Después había venido de nuevo la sala de espera, pero otra sala más fría y
más blanca que nunca. Ernesto se revolvía incómodo en su silla. Se paraba y se
volvía a sentar. Ahora lo dominaban la angustia y todos los qué tal si que hasta el
momento había logrado dominar. Al final lo venció el desamparo, que se posó
7
sobre él en la forma de una mariposa increíblemente pesada que cada tanto
aleteaba encima suyo. Y entonces, sí, esperó.

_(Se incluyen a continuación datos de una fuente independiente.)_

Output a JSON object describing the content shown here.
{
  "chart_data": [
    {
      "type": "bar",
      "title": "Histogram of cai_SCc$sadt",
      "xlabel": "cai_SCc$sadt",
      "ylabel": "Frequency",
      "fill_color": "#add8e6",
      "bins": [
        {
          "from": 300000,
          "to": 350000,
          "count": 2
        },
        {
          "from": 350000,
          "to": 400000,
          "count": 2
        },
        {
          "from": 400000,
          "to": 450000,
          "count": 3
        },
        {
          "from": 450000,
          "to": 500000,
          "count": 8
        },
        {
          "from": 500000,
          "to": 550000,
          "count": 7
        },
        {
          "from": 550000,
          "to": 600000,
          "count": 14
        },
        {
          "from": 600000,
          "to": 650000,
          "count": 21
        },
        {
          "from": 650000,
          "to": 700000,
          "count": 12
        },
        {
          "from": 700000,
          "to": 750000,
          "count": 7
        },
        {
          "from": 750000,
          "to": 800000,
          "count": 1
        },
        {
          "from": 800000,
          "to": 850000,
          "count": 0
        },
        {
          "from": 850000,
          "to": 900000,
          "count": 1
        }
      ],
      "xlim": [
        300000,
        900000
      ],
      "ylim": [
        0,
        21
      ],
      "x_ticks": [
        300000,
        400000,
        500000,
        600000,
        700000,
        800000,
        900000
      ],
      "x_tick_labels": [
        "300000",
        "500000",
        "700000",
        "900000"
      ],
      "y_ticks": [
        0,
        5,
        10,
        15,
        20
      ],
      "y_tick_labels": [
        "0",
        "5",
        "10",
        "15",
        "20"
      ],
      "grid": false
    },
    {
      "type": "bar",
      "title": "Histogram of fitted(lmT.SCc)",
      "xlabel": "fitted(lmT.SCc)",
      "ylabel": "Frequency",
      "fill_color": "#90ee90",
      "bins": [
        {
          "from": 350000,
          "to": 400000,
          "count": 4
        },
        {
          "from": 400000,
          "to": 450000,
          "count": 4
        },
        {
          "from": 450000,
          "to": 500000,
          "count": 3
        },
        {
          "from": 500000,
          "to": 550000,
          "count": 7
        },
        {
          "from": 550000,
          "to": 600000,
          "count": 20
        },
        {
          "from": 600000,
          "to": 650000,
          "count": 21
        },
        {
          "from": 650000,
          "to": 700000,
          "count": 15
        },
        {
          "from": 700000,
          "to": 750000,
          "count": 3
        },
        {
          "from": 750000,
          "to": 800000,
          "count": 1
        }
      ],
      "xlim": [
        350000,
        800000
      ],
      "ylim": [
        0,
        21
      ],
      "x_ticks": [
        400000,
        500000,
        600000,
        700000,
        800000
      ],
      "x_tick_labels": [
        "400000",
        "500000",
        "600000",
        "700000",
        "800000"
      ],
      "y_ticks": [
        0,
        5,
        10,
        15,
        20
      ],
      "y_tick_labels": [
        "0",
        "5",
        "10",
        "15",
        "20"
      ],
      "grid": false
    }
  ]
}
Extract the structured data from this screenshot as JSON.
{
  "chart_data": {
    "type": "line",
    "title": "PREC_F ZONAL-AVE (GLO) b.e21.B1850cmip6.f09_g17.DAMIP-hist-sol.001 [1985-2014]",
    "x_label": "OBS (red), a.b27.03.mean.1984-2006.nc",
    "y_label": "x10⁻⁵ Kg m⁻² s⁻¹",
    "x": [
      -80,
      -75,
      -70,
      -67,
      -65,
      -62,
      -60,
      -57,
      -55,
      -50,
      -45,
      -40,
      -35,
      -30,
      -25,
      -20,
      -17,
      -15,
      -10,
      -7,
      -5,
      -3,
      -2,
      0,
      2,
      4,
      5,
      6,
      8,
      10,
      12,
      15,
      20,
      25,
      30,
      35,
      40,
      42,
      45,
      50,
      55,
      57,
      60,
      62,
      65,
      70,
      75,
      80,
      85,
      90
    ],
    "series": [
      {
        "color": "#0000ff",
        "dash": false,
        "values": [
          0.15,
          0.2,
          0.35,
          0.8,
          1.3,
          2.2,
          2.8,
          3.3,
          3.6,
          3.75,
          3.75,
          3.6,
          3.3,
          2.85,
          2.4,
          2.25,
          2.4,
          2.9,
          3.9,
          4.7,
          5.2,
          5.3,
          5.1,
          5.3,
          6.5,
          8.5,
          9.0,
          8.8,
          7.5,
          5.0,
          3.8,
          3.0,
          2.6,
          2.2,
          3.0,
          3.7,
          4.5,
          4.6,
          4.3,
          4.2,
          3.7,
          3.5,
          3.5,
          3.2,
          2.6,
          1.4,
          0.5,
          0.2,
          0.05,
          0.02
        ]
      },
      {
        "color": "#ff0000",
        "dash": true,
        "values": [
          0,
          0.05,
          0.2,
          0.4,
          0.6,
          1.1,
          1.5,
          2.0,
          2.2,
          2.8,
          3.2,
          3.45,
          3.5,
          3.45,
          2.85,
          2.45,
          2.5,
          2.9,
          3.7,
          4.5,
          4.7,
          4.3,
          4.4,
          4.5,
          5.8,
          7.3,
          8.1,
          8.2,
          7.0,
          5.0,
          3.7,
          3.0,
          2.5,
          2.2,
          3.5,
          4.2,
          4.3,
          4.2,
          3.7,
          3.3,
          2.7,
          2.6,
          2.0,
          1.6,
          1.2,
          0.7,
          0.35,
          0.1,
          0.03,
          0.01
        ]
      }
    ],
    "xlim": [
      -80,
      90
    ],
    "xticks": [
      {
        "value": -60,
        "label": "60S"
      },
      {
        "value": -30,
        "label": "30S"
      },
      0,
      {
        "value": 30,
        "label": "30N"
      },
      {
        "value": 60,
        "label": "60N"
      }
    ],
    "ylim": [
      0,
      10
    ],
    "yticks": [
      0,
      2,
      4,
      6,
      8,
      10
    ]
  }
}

Pasaron algunos siglos antes de que una señora se asomara por la puerta
para llamar a “un familiar” de Matilde. Ernesto corrió y la encontró muy pálida en
la cama, con un caldo y un paquete de galletas de sal enfrente. Ella le sonrió
débilmente y le dijo:
–Quiero que volvamos por el camino de las jacarandas.
***
Como Matilde duerme apaciblemente, Ernesto sale a la calle a ver los últimos
destellos del día. Camina hacia ninguna parte y siente una cierta ligereza. Remos,
costuras, barquitas, Méxicos. No hay que guardarlos aún, porque el viaje todavía
no se acaba, y aun sin tormenta no hay razón para no remar. Ojalá no hubiera
destino; ojalá todo fuera remar y seguir remando. Sus pasos lo llevan al parque y
puede ver de nuevo las jacarandas, cuyas hojas otoñales caídas llenan de colores
el prado. Hay historias que no necesariamente tienen que existir, y no porque no
se pueda escribirlas sino porque tal vez no querrían leerse. Eso piensa Ernesto
mientras pisa las flores de jacaranda en busca de un último rayo de sol. Lo suyo
con Matilde no era algo que ambos se pusieran de acuerdo para escribir; más bien
era algo que ambos buscaban a tientas para leer. Tal vez no le correspondía a él
escribirlo. Tal vez era mejor así. Tal vez la lectura, tal vez los años, tal vez el
tiempo. Por fin encontró un último parche de parque brillante por el sol, por el sol
de invierno. Ernesto se sentó con la cara al sol. Se sintió cómodo así.
El sol de invierno era helado, pero calentaba.